Why did Bayes Impact drift toward a consulting model, and what triggered the correction?
What does “brutally honest feedback” look like in early companies, according to Eric Liu?
What was the core product challenge for Ayomi Samaraweeraera as a non-technical solo founder at Canopy?
How does Samaraweeraera’s view of technical co-founders differ from her earlier approach?
How do both founders connect AI-era startups to their earlier lessons?
Review Questions
- What strategic ambiguity at Bayes Impact made it easy to end up with a consulting-like business, and how was that ambiguity surfaced?
- How did Canopy’s shipping cadence affect its ability to iterate, and what would change if a non-technical founder prototypes earlier?

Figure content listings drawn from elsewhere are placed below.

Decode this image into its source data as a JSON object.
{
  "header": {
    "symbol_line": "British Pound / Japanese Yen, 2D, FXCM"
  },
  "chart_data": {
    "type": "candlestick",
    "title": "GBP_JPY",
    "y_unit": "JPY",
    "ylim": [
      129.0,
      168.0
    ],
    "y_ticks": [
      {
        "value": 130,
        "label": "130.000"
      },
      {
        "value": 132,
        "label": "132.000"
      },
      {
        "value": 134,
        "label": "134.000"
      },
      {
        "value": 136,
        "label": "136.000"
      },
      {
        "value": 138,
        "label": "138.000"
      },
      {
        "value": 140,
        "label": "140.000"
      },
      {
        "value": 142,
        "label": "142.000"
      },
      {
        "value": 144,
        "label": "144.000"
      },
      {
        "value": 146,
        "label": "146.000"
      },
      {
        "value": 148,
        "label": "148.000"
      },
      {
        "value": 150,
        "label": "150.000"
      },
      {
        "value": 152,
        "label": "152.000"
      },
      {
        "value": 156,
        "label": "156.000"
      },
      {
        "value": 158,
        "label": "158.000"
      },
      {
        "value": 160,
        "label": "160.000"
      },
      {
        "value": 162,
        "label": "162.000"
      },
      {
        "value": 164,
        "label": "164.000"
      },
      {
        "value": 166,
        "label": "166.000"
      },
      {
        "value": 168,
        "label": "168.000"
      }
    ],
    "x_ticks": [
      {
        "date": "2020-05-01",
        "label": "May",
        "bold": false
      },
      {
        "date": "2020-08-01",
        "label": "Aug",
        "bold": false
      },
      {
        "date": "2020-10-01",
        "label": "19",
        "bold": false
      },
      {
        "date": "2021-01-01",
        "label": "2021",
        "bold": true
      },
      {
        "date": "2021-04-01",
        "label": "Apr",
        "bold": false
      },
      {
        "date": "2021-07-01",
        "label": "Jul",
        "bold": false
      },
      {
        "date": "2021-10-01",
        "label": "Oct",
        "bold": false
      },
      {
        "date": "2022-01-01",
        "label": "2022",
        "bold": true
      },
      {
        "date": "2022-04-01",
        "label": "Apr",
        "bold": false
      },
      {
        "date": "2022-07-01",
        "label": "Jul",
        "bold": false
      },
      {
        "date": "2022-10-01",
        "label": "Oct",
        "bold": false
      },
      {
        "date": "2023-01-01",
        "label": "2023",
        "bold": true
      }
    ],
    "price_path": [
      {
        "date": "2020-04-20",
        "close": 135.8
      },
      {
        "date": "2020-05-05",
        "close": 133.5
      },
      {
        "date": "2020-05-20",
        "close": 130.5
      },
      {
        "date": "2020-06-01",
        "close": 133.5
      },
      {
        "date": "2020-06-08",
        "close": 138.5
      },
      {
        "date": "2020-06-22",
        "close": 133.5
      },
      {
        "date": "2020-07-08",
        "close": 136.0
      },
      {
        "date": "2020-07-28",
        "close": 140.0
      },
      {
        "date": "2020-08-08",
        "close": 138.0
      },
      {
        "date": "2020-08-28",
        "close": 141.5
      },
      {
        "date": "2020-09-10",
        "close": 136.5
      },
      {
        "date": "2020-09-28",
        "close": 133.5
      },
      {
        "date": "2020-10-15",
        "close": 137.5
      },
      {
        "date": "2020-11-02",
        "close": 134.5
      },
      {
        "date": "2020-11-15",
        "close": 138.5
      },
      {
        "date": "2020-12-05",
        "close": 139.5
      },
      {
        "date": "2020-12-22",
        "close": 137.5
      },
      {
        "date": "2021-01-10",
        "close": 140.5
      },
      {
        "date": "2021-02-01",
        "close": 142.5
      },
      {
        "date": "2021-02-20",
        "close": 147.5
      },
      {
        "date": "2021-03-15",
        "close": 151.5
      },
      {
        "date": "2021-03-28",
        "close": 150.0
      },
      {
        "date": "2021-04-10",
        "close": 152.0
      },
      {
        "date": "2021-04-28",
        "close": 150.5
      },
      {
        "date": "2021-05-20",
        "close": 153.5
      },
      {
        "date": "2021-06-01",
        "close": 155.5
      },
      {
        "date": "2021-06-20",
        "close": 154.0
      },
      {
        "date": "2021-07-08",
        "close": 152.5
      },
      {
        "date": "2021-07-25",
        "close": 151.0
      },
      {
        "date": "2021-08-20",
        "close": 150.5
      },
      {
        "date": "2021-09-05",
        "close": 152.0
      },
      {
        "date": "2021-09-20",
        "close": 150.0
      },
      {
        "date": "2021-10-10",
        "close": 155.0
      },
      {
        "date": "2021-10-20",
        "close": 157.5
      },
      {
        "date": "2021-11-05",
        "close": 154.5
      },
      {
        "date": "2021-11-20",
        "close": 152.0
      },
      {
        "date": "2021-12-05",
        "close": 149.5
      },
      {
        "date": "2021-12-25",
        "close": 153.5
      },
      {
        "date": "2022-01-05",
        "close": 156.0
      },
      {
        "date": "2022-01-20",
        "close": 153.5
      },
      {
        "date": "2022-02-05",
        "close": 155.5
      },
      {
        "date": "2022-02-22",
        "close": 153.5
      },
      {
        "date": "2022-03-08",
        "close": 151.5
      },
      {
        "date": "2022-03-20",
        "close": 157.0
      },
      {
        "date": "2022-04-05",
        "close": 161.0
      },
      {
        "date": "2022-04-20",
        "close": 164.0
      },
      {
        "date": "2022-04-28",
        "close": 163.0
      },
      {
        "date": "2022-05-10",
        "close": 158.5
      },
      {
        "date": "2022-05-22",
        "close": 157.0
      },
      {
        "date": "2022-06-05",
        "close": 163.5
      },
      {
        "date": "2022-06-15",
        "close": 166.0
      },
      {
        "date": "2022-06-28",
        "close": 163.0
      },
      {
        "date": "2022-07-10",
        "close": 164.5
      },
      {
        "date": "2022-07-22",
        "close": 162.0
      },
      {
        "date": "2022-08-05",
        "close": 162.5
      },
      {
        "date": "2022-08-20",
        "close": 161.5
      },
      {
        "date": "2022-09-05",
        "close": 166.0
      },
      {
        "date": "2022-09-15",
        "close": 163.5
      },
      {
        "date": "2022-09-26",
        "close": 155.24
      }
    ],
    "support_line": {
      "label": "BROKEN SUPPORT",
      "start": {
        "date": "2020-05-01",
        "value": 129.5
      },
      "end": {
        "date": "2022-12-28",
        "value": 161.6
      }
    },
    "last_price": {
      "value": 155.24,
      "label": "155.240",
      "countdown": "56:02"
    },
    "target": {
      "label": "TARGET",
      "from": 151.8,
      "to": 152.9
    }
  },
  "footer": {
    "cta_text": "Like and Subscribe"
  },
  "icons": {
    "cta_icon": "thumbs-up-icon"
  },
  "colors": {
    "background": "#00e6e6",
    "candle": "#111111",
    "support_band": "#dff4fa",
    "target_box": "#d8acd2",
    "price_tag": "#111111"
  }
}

- In an AI-first environment, what should a vertical startup still treat as non-negotiable: the wedge, the data moat, or the architecture—and why?
Key Points
- 1
Bayes Impact’s mission stayed consistent, but its operating model evolved through multiple iterations as it learned what could scale.
- 2
Starting with a broad AI/data-science promise without choosing a product-vs-services endgame can unintentionally produce a consulting business.
- 3
A culture of brutally honest feedback helps teams surface strategic misalignment early, especially when everyone is busy executing.
- 4
Non-technical founders can struggle to maintain fast customer feedback loops if development timelines prevent rapid shipping and experimentation.
- 5
Modern tooling can reduce the need for a purely “technical” founder by enabling prototyping and upskilling before partnering.
- 6
AI-era startups should assume general capabilities may be accessible via APIs, but still need a clear wedge and user/problem focus.
- 7
Building a company that lasts requires assembling a high-talent team with shared vision, not relying on solo execution indefinitely.